And now for one of the glittering jewels in the Australian Tumbleweeds Awards Crown: Worst Overall Comedy. These are the programmes whose awfulness extends beyond the confines of their own particular categories to make them exemplars of bad comedy across the entire field of Australian entertainment. When people think of bad comedy in this country, these are the shows they think of:
Seeing the same old farts do the same old jokes that were stale two decades ago, let alone a decade ago when they actually stopped doing them, may make you feel all warm and fuzzy inside but it sure doesn't make you laugh. Which is pretty much the kindest thing it's possible to say about Hey Hey it's Saturday, a show that spent the last decade of its existence getting "laughs" almost entirely from making fun of other people. What did you think Red Faces was actually about? Or all those gay jokes towards Molly Meldrum? Or all the snide comments from John Blackman? Or Daryl's refusal to work with a female co-host who was actually funny? For Christ's sake, the only thing Jacki MacDonald got to do on the show was mine to a song that went "folks are dumb where I come from". So what does Daryl do when he finally gets to make an episode of Hey Hey... in the 21st Century? He brings on a blackface act. Same shit, different day. Trumpet solo!
CUT TO SOMERS FUMING BEHIND HIS DESK AS HARRY WINDS UP. THE AUDIENCE APPLAUDS WILDLY AND SOMERS MAKES ANGRY "QUIET DOWN" GESTURES.SOMERS
I'm sorry, I must apologise - that wasn't the number we rehearsed. That was deeply unprofessional, and I promise that we will no longer have "live" music on my show as a result of this shameful act.

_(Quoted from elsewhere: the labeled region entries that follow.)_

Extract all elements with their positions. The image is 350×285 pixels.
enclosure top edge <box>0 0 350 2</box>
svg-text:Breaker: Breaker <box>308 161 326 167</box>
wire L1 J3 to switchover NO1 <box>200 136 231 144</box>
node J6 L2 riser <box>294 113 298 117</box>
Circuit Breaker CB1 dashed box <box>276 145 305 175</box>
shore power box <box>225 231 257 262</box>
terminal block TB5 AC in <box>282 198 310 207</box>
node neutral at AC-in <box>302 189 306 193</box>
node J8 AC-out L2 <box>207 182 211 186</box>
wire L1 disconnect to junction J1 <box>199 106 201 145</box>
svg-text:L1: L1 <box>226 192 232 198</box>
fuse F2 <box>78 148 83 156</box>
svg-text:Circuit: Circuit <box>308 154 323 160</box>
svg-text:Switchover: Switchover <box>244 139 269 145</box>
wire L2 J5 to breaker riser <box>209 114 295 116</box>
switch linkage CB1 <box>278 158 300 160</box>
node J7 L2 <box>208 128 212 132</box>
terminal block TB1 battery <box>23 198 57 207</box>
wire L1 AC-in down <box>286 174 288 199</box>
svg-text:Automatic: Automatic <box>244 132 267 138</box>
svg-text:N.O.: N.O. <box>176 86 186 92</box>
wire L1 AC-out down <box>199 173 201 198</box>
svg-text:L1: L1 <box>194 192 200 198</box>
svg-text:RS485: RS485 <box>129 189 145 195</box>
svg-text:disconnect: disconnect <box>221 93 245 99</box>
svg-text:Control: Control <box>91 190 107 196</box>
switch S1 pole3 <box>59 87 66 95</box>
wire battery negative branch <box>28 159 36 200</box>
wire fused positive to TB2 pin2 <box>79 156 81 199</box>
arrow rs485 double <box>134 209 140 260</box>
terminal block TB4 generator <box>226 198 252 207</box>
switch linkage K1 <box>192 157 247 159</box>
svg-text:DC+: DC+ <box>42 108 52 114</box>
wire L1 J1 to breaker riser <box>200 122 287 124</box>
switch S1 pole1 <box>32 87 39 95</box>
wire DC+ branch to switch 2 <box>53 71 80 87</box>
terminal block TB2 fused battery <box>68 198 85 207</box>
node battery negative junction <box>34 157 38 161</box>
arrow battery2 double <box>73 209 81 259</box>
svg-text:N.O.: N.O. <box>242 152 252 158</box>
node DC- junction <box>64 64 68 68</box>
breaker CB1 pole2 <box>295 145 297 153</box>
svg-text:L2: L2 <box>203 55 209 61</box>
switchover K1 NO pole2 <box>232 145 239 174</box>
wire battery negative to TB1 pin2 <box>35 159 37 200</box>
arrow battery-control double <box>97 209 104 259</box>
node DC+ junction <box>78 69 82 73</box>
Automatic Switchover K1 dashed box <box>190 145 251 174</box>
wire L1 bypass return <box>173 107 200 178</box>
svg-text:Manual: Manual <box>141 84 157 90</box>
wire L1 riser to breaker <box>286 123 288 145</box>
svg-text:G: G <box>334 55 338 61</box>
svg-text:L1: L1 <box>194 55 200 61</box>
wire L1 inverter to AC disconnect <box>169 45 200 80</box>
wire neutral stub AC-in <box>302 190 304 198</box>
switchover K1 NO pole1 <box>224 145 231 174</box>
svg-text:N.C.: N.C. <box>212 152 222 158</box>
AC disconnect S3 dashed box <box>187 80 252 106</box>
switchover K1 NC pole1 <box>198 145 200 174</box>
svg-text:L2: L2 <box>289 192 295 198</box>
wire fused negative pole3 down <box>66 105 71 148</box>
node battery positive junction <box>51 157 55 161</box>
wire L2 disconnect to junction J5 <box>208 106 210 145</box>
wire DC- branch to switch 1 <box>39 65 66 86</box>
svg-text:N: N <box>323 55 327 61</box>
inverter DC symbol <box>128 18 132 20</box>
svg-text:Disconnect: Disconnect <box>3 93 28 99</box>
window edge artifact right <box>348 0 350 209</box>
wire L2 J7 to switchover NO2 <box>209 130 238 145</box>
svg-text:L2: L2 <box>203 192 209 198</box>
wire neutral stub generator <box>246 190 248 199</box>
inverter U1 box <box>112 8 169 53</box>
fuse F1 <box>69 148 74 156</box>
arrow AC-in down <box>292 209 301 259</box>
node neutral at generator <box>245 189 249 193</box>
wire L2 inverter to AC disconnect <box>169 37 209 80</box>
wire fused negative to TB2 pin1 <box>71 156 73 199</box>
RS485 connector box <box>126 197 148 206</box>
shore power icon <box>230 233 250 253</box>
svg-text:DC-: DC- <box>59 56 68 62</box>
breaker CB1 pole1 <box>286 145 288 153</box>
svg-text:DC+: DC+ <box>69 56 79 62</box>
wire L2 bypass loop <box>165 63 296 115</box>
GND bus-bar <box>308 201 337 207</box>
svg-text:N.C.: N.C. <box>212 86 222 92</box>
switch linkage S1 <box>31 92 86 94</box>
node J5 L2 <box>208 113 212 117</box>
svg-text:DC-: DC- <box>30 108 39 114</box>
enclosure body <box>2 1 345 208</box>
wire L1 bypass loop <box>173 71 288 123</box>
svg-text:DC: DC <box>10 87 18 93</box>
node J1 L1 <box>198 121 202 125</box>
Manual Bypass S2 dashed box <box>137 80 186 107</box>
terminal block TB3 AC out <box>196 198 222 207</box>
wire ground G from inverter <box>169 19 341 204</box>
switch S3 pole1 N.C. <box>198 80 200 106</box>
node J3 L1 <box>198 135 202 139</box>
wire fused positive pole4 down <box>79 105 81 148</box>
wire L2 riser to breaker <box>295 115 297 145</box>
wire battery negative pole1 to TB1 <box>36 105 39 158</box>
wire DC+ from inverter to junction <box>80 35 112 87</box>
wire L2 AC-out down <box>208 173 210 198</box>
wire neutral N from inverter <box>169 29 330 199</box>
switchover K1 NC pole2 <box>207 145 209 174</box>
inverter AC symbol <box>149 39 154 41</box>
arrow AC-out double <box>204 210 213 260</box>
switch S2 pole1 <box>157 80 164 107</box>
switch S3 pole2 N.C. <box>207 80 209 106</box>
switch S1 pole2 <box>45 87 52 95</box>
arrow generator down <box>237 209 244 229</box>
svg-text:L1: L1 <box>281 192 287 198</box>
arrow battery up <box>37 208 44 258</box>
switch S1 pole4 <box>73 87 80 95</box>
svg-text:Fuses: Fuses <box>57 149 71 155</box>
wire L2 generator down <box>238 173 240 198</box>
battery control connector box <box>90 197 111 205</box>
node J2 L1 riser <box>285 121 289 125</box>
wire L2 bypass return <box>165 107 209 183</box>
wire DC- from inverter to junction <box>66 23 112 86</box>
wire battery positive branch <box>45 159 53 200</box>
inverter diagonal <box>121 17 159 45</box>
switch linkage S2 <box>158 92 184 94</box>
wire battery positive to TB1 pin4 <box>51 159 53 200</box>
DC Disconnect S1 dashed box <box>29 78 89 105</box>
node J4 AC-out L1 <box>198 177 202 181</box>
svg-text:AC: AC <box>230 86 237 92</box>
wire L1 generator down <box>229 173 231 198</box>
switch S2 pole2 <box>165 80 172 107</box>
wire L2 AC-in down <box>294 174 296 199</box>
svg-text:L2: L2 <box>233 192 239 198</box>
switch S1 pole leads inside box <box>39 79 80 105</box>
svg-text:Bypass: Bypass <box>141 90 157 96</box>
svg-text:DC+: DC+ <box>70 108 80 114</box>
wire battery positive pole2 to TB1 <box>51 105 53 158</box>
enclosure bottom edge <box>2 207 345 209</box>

Imagine, if you will, a local council who've decided to do something good for the community. Build a playground in an area where the kids have nowhere to play, perhaps. They've bought the land, cleared it, put up plenty of signs and directions to it so the local kids know how to find it. But instead of putting in any actual play equipment, they've just carted in a huge pile of broken and leaking portable toilets fresh from a building site staffed by workers who only consume bean-based foodstuffs. Now replace "playground" with "sketch comedy" and you've got a pretty good idea of what Channel Seven did when they put Double Take on the air.
Good News Week: it just keeps on going, doesn't it? It's not even like they pretend that they come up with new jokes each week, or that every episode isn't the exact same thing over and over. Because that's the point: with the confetti cannons and the over-sugared audience and Paul McDermott doing his tired ringmaster bit, Good News Week is meant to be like some live concert event where the whole point is that you know exactly what you're going to get. "Do the fat jokes about Mikey Robbins again!" "Make another obvious political gag!" "Get all serious and sing another torch song!" No doubt it's comfort food for some but, if you happen to think comedy needs to contain at least the smallest element of surprise to work, this hasn't been funny this century.